Dad, Mom, Dave (left), me
1012 Kiplinger
York, Nebrask

I don't guess you ever get over missing your parents when they are gone. The more I see of children without a father in their lives, the more I miss my dad. This is from July 31, 2009.

Two years ago tonight, Dad suffered the stroke that ultimately would lead to his death eight and a half months later. Several hours earlier, we had talked and he told me about cooking what would be his final gourmet excursion, Eggplant Parmesan. I was preparing to do a devotional the next morning for teacher in-service at WCS when the phone rang at 10:30. It was Laura, a nurse who was staying twenty-four hours with our folks. She had been heading downstairs for bed when she hear Dad's faint cry for help and called 9-1-1. If Laura leaves a minute earlier, Dad might not have survived the night. But, survive he did. And even though it was undoubtedly the most difficult period of his life, and mine as well, it was a blessing in so many ways. Dad's hanging in and fighting back allowed us to put our parents' legal and financial affairs in order. By struggling to the end, many family members and dear friends were able to say one last good-bye. By persevering, he left us with a great example of never giving up, even down to his last breath. And with that last breath, he still loved Mom.

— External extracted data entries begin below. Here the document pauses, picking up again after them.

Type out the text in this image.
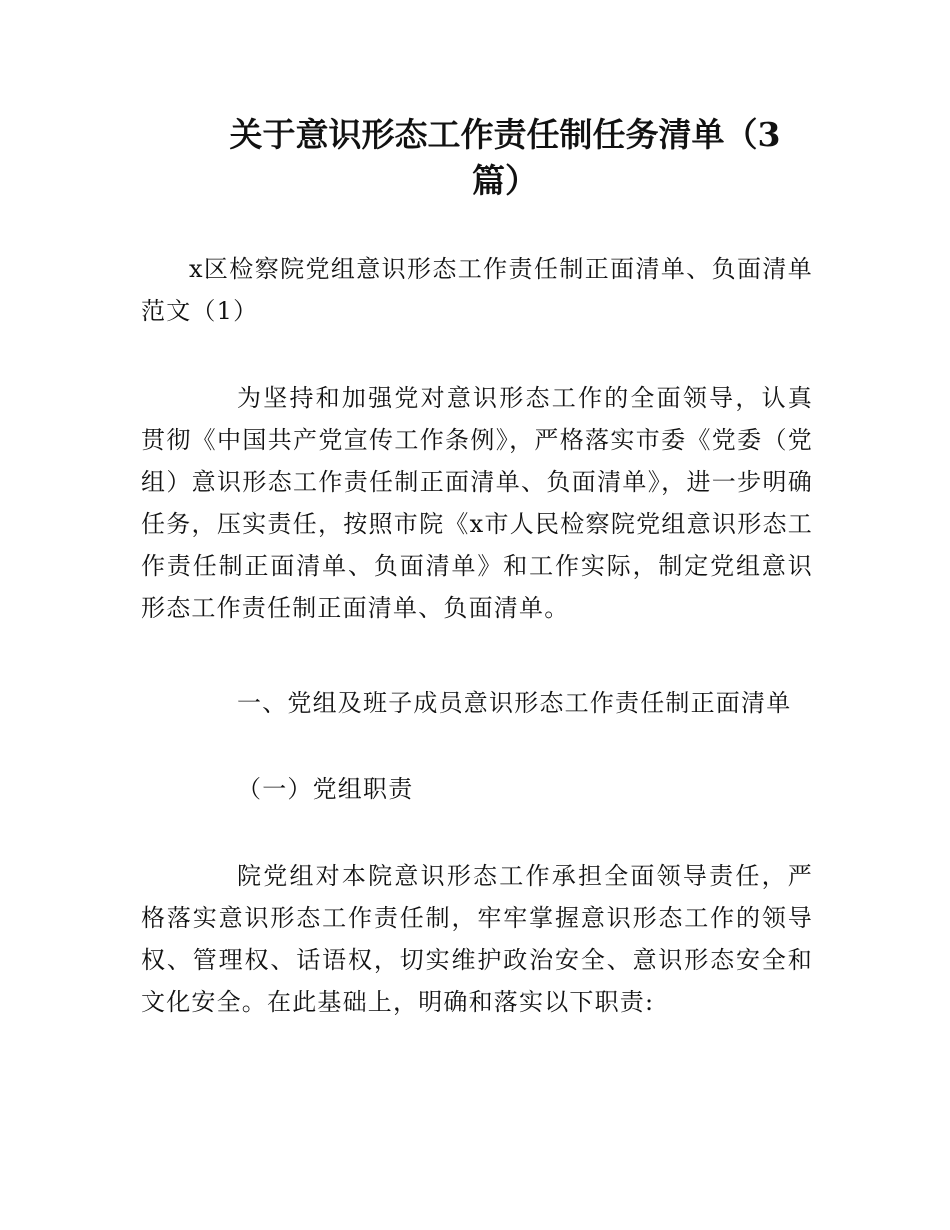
关于意识形态工作责任制任务清单（3篇）

x区检察院党组意识形态工作责任制正面清单、负面清单范文（1）

为坚持和加强党对意识形态工作的全面领导，认真贯彻《中国共产党宣传工作条例》，严格落实市委《党委（党组）意识形态工作责任制正面清单、负面清单》，进一步明确任务，压实责任，按照市院《x市人民检察院党组意识形态工作责任制正面清单、负面清单》和工作实际，制定党组意识形态工作责任制正面清单、负面清单。

一、党组及班子成员意识形态工作责任制正面清单

（一）党组职责

院党组对本院意识形态工作承担全面领导责任，严格落实意识形态工作责任制，牢牢掌握意识形态工作的领导权、管理权、话语权，切实维护政治安全、意识形态安全和文化安全。在此基础上，明确和落实以下职责:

I talked to Louise on the phone this morning. A lady from my church, Louise is eighty-eight and now resides in an assisted living home an hour north of Houston. Her husband, Dan, is ninety-five and has Alzheimer's. Dan is in another facility in that town. Louise related how her doctor spoke of the devastating effects on health when one spouse cares for their Alzheimer's afflicted partner. We witnessed that first hand as Dad grappled with his inability to watch over Mom until the end. Louise told me her goal is to make it to the birth of her first great granddaughter this fall. Dad never got to hold Harper or Bennett and it grieved him. Late in life, goals become more defined and less grand but certainly no less real. My father's impact on other lives continues. This morning, I was walking in my bank parking lot and I passed a woman I don't think I have ever seen before. Out of the blue, she called me, "Man of God." It took me back because I know better. Maybe she saw something else as we passed. Maybe she saw a little bit of my dad in me on this semi-anniversary. I must have overlooked that resemblance in the mirror this morning.

Applicable quote of the day:
"The father who does not teach his son his duties is equally guilty with the son who neglects them."